Monday, September 16, 2013

House realigns P25.4B PDAF


MANILA - The House of Representatives is keeping a reincarnated version of the pork barrel in the 2014 budget.

The House of Representatives formally realigned P25.4 billion in priority development assistance funds (PDAF) of Congress and the Office of the Vice President at the start of the budget hearing in plenary Monday.

This, amid the pork barrel scam that will see the filing of complaints against certain lawmakers for alleged misuse of the PDAF.

House appropriations committee chairman Isidro Ungab delivered the sponsorship speech Monday, where he revealed that the line item lump sum has been deleted following the call for greater transparency in government.
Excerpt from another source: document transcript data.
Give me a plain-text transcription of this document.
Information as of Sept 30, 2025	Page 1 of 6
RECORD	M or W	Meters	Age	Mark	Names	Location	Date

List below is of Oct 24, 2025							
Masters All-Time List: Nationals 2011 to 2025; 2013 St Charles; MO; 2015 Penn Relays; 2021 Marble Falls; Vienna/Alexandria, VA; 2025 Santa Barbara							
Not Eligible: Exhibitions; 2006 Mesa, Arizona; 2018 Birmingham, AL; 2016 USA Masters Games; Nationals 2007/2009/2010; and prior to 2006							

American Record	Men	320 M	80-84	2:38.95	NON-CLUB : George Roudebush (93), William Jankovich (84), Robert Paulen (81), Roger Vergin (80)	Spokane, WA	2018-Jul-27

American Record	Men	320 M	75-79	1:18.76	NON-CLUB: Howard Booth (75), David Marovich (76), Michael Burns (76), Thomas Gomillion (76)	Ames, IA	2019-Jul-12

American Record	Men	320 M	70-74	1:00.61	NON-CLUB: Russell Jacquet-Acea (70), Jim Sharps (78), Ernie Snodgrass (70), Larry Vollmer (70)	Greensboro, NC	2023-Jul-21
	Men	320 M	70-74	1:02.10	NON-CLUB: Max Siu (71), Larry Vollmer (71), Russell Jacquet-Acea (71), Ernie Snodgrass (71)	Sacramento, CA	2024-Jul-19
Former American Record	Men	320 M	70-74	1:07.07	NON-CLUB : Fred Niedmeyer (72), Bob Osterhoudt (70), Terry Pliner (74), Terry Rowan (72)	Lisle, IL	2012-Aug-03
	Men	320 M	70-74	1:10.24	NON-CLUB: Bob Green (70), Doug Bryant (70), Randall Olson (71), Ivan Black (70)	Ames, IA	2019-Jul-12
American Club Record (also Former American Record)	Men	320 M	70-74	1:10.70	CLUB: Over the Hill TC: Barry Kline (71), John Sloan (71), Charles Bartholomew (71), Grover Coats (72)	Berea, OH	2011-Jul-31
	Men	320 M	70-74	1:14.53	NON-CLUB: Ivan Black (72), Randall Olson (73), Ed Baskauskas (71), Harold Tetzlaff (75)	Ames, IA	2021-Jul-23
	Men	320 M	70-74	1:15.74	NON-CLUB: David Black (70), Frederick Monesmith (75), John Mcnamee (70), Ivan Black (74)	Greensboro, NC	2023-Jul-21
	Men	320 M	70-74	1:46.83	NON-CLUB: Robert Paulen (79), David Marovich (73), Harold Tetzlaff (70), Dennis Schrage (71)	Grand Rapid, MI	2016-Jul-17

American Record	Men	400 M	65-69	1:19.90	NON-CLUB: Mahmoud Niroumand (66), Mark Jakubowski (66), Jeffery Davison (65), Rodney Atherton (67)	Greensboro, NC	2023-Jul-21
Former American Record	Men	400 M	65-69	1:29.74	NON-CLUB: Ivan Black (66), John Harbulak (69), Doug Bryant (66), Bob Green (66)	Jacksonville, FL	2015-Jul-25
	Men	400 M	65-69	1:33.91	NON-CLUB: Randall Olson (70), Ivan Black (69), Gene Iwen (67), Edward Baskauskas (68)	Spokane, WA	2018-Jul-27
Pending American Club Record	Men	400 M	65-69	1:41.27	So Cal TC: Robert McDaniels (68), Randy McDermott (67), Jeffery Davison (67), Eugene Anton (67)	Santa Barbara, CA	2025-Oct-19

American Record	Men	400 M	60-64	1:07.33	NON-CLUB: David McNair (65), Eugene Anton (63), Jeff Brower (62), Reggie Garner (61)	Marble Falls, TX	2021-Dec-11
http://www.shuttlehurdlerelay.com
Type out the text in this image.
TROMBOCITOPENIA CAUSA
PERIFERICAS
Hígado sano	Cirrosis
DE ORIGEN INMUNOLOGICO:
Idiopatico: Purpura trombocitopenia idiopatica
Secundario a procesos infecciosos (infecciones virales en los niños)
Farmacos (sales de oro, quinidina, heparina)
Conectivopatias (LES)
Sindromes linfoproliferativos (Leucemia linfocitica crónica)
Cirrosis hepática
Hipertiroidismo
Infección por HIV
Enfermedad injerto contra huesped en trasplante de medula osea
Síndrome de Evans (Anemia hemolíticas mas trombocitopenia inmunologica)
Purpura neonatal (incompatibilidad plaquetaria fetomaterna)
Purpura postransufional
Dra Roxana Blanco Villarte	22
The lump sum is thus realigned as follows:

P2.669 billion to the Commission on Higher Education and
P1.022 billion to the Department of Education for educational assistance;
P3.691 billion to the Department of Health and other government hospitals for medical support to indigents;
P4.71 billion to the Department of Social Welfare and Development for medical and funeral assistance;
P3.691B to the Department of Labor and Employment and TESDA for employment assistance and P9.654 billion under the Department of Public Works and Highways for infrastructure projects that will be identified by lawmakers in a detailed list that will be appended to the budget bill before it is approved on 3rd reading.

The budget is expected to be approved on 3rd reading in late october 2013.
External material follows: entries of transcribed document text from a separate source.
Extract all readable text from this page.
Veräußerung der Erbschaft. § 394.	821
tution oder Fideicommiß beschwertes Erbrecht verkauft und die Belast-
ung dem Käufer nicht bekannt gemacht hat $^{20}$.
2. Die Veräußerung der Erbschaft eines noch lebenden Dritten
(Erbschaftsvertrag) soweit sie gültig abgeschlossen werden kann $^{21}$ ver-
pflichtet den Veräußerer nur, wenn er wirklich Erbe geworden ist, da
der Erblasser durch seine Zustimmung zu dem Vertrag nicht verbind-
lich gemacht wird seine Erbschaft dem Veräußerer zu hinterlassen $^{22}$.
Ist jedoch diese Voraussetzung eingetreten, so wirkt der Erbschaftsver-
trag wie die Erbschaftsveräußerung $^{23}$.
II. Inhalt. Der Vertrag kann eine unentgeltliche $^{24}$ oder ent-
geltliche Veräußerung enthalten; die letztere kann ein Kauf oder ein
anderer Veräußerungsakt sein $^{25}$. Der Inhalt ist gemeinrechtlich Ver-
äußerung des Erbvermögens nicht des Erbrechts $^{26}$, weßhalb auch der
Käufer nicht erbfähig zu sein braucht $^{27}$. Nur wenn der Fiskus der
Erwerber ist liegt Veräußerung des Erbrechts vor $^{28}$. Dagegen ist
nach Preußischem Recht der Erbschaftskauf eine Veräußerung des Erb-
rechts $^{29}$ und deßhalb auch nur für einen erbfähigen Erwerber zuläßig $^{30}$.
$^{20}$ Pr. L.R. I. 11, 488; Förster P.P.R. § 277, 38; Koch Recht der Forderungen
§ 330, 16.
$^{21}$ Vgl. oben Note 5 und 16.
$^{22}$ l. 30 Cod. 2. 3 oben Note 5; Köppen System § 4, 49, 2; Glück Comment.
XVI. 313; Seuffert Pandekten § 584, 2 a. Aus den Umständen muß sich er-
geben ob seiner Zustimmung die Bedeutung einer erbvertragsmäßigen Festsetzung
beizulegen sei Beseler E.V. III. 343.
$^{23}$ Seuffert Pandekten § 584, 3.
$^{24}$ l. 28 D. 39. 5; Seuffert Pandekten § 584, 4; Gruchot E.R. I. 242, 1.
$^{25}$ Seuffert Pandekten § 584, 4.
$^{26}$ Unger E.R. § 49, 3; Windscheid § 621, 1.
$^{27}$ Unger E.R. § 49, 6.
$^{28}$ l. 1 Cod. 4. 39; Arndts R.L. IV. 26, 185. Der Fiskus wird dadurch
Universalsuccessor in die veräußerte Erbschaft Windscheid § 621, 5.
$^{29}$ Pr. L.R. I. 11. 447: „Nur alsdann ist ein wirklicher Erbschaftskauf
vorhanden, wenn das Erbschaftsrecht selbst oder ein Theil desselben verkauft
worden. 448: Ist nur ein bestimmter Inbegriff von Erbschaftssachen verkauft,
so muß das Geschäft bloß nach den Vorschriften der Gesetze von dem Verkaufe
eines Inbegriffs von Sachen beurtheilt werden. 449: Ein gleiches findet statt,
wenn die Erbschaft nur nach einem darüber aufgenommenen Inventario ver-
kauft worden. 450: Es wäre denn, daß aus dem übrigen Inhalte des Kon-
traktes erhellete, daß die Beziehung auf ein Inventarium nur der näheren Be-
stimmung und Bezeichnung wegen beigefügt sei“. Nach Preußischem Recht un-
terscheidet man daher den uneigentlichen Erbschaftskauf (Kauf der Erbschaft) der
Ungab said indigents and informal settlers are the primary beneficaries of the projects funded from distributed pork barrel funds.

Speaker Sonny Belmonte previously said lawmakers reserve the right to recommend projects and beneficiaries.

The safeguards include no downloading of funds to non-government organizations; no use of PDAF outside congressional districts, strict adherence to government procurement laws, third party monitoring of project progress and the reporting of the project status on the appropriate government websites.

Ungab said he is confident the budget bill will be signed into law before the start of 2014.